Sua relação não é biográfica nem acadêmica É devido à forma como a pintura transforma um ambiente natural em uma experiência de cor, ritmo e imersão.
Claude Monet tinha oitenta e quatro anos quando Joan Mitchell nasceu em Chicago em fevereiro de 1925 Ele morreu em dezembro de 1926: suas vidas mal se sobrepunham, e nenhuma transmissão direta foi possível O diálogo é, portanto, construído retrospectivamente pela história da arte Torna-se particularmente convincente quando o imenso Nenúfares os tardios foram redescobertos nos Estados Unidos na década de 1950, quando o expressionismo abstrato deu nova importância ao grande formato, toque e superfície "all-over".
Mitchell pertence à segunda geração da Escola de Nova Iorque Em 1957 e 1958, participou em exposições ligadas à noção de "impressionismo abstrato" Conhecia a pintura francesa - Monet, mas também Cézanne, Matisse e especialmente Van Gogh - enquanto se recusava a ser reduzida a uma única linhagem Em 1967, comprou La Tour em Vétheuil e lá se instalou permanentemente no ano seguinte Em 1967, comprou La Tour em Vétheuil e lá se instalou permanentemente no ano seguinte O lugar está impregnado de história: Monet viveu nesta aldeia de 1878 a 1881 e pintou o Sena, Lavacourt, a igreja, a neve e os debáculos.
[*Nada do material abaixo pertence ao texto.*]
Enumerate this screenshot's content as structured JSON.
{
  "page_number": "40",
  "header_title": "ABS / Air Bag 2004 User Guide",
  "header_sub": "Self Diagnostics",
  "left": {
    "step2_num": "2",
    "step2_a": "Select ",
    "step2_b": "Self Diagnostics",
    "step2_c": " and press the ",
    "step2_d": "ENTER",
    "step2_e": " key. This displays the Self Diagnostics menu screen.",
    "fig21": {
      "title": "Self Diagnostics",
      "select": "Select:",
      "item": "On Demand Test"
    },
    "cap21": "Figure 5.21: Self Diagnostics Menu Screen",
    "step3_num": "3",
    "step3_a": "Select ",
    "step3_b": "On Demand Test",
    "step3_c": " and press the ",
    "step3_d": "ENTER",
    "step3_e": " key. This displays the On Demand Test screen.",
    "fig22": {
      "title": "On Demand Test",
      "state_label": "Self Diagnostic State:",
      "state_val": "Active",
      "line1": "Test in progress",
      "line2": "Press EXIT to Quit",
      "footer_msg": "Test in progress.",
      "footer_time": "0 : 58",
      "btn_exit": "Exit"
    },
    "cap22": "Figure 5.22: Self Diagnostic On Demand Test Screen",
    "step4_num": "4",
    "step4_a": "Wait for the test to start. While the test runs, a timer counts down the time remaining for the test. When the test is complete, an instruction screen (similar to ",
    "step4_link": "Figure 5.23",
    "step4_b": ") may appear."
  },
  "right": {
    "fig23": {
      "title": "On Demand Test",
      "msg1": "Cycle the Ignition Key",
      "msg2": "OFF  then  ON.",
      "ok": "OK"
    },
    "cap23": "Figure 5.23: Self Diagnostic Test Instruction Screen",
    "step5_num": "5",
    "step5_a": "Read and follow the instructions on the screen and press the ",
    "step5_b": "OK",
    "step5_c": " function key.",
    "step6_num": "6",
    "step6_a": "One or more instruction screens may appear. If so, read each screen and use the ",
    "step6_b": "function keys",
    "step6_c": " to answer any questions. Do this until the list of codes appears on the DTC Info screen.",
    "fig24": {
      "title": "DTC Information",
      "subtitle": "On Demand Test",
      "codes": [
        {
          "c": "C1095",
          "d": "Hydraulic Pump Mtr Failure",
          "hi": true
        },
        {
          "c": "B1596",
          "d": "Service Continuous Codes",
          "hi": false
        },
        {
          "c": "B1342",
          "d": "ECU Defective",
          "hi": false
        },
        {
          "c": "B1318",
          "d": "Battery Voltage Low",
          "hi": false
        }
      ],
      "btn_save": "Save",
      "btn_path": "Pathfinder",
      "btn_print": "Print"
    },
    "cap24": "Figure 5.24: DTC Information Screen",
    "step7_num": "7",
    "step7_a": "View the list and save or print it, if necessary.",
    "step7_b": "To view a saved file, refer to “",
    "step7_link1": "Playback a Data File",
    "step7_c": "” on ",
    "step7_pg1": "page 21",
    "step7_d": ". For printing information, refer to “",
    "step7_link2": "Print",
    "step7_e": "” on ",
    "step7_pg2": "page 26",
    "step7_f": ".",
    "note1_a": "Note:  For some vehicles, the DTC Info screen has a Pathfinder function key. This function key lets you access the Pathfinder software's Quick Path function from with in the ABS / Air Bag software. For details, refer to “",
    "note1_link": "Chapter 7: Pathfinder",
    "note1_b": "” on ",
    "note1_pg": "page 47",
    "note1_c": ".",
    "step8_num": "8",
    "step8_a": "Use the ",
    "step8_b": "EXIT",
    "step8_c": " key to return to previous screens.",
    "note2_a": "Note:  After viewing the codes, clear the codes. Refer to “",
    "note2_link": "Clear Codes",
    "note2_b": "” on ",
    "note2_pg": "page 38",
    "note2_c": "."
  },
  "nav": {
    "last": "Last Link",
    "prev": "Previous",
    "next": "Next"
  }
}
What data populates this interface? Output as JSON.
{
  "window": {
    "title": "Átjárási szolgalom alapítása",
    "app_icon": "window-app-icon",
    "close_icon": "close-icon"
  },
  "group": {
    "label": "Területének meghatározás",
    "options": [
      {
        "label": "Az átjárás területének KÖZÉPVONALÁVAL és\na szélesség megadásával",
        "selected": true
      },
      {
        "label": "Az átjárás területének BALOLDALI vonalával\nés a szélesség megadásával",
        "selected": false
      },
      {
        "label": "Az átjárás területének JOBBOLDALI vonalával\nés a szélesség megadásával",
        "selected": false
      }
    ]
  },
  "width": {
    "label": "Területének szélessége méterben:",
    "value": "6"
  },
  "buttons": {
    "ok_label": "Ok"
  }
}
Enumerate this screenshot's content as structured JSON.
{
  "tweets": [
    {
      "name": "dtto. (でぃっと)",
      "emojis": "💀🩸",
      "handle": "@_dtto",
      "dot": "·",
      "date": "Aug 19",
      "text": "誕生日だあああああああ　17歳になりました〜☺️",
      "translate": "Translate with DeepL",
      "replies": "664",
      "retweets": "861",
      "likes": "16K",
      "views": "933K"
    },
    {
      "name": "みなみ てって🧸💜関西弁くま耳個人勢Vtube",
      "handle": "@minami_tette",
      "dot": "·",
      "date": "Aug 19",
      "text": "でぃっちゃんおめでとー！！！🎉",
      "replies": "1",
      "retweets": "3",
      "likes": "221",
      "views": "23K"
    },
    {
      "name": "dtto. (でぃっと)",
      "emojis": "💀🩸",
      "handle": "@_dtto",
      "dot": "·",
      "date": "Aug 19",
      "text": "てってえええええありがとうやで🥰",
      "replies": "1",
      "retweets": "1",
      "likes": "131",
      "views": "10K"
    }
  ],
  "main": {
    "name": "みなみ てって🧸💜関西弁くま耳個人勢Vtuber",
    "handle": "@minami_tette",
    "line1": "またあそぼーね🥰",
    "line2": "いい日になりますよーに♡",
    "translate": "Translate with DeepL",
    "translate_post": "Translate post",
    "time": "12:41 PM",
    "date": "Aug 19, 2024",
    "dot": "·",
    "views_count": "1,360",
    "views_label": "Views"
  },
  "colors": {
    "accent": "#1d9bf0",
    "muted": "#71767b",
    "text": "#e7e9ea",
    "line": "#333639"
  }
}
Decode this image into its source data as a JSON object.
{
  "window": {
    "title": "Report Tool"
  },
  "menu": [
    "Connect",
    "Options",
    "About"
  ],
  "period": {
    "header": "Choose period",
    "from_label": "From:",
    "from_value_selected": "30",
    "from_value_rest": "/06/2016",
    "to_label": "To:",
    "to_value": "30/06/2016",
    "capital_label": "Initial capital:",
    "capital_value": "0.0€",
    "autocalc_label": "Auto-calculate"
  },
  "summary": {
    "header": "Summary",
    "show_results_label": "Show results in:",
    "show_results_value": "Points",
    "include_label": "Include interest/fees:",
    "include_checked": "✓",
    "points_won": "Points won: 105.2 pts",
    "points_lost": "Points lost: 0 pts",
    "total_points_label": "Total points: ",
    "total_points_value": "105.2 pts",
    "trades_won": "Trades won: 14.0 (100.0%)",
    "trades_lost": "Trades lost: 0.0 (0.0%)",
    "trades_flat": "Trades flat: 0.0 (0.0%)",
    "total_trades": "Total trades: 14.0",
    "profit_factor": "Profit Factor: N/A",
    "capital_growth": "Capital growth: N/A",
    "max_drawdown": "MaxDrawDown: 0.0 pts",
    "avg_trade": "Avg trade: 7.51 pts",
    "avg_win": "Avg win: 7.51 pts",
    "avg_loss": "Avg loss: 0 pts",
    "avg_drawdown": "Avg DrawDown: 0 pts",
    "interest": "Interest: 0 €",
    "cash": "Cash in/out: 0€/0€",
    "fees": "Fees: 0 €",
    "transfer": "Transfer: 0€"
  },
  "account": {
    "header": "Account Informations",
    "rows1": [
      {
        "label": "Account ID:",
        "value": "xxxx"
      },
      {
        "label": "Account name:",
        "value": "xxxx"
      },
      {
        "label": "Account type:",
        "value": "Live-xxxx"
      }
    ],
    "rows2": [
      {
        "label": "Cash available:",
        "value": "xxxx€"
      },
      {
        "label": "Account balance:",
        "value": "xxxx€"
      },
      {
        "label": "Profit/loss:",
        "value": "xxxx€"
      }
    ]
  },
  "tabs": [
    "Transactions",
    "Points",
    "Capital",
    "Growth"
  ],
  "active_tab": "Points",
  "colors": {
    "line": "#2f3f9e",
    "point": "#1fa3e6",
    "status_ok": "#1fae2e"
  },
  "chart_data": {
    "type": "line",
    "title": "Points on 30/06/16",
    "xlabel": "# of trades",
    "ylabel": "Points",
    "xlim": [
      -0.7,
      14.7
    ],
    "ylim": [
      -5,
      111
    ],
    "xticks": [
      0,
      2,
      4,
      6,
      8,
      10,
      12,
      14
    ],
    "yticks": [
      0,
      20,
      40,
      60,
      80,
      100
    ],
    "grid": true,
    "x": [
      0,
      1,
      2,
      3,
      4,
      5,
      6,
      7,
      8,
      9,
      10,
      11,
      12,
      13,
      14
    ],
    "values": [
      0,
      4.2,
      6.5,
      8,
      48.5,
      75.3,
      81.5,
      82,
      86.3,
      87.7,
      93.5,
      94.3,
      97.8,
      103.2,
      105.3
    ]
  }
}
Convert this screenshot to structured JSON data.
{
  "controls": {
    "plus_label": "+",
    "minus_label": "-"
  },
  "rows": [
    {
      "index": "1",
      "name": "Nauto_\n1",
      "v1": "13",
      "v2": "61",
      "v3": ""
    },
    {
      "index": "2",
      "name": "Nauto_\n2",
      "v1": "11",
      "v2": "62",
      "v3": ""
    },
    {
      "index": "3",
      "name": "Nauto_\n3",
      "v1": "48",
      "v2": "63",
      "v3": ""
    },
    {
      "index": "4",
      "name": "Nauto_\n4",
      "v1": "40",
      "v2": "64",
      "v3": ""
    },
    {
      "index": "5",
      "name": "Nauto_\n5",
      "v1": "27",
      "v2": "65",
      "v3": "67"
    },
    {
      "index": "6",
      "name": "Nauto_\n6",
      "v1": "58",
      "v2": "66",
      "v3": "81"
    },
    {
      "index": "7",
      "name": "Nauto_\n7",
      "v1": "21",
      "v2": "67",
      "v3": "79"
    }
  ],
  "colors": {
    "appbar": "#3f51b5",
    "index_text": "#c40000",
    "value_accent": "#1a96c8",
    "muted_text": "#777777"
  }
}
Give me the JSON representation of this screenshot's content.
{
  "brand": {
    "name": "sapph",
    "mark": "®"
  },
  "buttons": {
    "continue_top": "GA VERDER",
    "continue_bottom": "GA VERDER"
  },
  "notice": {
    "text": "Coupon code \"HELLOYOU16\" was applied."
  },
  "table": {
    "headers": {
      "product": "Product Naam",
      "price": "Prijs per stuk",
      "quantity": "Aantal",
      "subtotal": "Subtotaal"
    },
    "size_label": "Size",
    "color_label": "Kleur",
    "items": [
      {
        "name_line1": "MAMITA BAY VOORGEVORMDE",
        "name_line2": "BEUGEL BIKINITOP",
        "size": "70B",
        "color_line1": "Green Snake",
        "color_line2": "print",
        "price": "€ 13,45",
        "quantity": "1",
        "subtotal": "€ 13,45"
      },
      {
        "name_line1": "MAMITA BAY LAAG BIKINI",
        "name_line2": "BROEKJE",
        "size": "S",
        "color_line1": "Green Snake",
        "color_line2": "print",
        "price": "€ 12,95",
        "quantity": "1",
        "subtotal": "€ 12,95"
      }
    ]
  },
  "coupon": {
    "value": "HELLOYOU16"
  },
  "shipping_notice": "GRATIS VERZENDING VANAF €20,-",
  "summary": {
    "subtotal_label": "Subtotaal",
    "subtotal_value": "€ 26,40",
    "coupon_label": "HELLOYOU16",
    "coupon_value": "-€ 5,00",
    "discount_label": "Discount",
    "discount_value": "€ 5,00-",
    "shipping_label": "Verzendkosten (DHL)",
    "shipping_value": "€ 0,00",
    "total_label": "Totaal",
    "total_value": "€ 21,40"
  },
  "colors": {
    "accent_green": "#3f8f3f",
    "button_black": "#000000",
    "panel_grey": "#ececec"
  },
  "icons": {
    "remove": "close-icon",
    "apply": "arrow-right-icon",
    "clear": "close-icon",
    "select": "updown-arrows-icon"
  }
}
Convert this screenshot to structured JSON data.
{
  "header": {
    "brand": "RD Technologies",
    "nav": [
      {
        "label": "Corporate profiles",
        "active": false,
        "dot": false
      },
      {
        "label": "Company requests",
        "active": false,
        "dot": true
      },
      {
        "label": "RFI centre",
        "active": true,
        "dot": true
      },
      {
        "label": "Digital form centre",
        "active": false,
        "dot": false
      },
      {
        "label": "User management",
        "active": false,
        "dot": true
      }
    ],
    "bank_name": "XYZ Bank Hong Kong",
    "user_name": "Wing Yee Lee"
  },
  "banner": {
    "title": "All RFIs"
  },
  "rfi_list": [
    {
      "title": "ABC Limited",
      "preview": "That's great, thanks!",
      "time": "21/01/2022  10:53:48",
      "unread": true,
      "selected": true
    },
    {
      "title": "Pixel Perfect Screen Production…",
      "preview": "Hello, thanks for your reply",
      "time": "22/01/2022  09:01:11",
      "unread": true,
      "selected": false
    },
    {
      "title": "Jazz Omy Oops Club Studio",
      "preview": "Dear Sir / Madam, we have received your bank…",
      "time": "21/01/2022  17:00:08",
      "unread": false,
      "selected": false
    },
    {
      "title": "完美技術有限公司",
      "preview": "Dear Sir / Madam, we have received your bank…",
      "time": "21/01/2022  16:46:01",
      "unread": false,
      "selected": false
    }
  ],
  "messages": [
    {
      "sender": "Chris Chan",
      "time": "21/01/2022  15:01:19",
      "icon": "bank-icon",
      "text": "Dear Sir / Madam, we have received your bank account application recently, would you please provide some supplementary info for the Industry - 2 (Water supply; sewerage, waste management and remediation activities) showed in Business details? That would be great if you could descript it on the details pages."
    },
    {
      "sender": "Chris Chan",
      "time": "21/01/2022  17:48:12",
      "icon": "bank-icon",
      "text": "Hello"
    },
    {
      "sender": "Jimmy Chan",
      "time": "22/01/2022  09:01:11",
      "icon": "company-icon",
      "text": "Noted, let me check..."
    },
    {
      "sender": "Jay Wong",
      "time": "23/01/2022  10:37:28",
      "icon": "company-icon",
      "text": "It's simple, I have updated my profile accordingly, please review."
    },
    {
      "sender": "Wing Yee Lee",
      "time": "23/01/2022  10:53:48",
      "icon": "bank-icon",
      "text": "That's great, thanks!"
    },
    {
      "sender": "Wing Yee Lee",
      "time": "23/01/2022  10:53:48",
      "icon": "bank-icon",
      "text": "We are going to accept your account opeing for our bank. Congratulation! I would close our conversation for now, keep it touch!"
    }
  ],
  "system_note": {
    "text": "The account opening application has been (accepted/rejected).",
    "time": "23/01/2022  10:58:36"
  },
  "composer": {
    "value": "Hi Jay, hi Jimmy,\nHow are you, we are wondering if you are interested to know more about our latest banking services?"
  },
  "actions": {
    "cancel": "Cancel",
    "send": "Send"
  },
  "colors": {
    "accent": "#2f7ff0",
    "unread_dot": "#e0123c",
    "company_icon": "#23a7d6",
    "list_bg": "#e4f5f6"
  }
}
A comparação, portanto, não significa que Mitchell "continua" Monet Mostra como dois artistas separados por quase um século, dois países e duas culturas pictóricas podem lidar com questões relacionadas: como pintar uma natureza que envolve o olhar? como fazer o movimento do ar se manter em uma superfície imóvel? como transformar uma flor, uma árvore ou um rio em uma organização colorida sem perder a sensação da vida?
- Ponto comum
- Formatos de paisagem, cor, gesto e imersivo
- Diferença central
- Observação em Monet, memória transformada em Mitchell
- Localização Monet
- Giverny e seu jardim aquático construído
- Localização Mitchell
- A Torre em Vétheuil, jardim, Sena e vistas distantes
- Palavra de Monet
- A "sensação" diante do motivo
- Palavra de Mitchell
- O "sentimento" da paisagem memorizada
Duas paisagens construídas
Giverny e Vétheuil não são decorações: são duas máquinas para ver
Monet monta um jardim para produzir acordes de luz Mitchell vive em uma propriedade já aberta para o Sena, árvores, campos e Lavacourt, em seguida, transforma essas presenças através da memória.

Monet planta antes de pintar
Le Clos Normand distribui as flores ao longo de caminhos e arcos O jardim aquático acrescenta uma segunda lógica: superfície reflexiva, nenúfares coloridos, salgueiros e ponte japonesa O pintor não encontra apenas uma paisagem; ele a projeta, mantém-na com seus jardineiros e modifica-a por décadas.
Foto real: Selena NB H., 2008 · Wikimedia Commons · CC BY 2.0.
Mitchell olha da Torre
A propriedade comprada em 1967 inclui jardins, árvores frutíferas e um antigo pavilhão de caça transformado em oficina, Da altura, a vista abraça a igreja, o Sena, Lavacourt, os lagos e os campos Mitchell humoristicamente chama esse panorama de sua "Vista de Delft", mas ela não o copia: alimenta uma memória visual móvel.
A Torre, 1967 · fotógrafo desconhecido · Arquivos da Fundação Joan Mitchell.Natureza desenvolvida
Monet organiza as plantas de acordo com suas cores, alturas, reflexos e estações O jardim já é uma composição antes de se tornar uma pintura.
Natureza internalizada
Mitchell acumula experiências do Lago Michigan, Nova York, Mediterrâneo, Paris e Vétheuil Uma mesa pode condensar várias.
Luz do dia
Monet observa as mudanças reais no tempo e no clima, depois retoma suas pinturas longamente na oficina de Giverny.
Luz elétrica
Em Vétheuil, Mitchell cobre as janelas ou muitas vezes trabalha à noite, em seguida, verifica o equilíbrio de cores em luz natural no dia seguinte.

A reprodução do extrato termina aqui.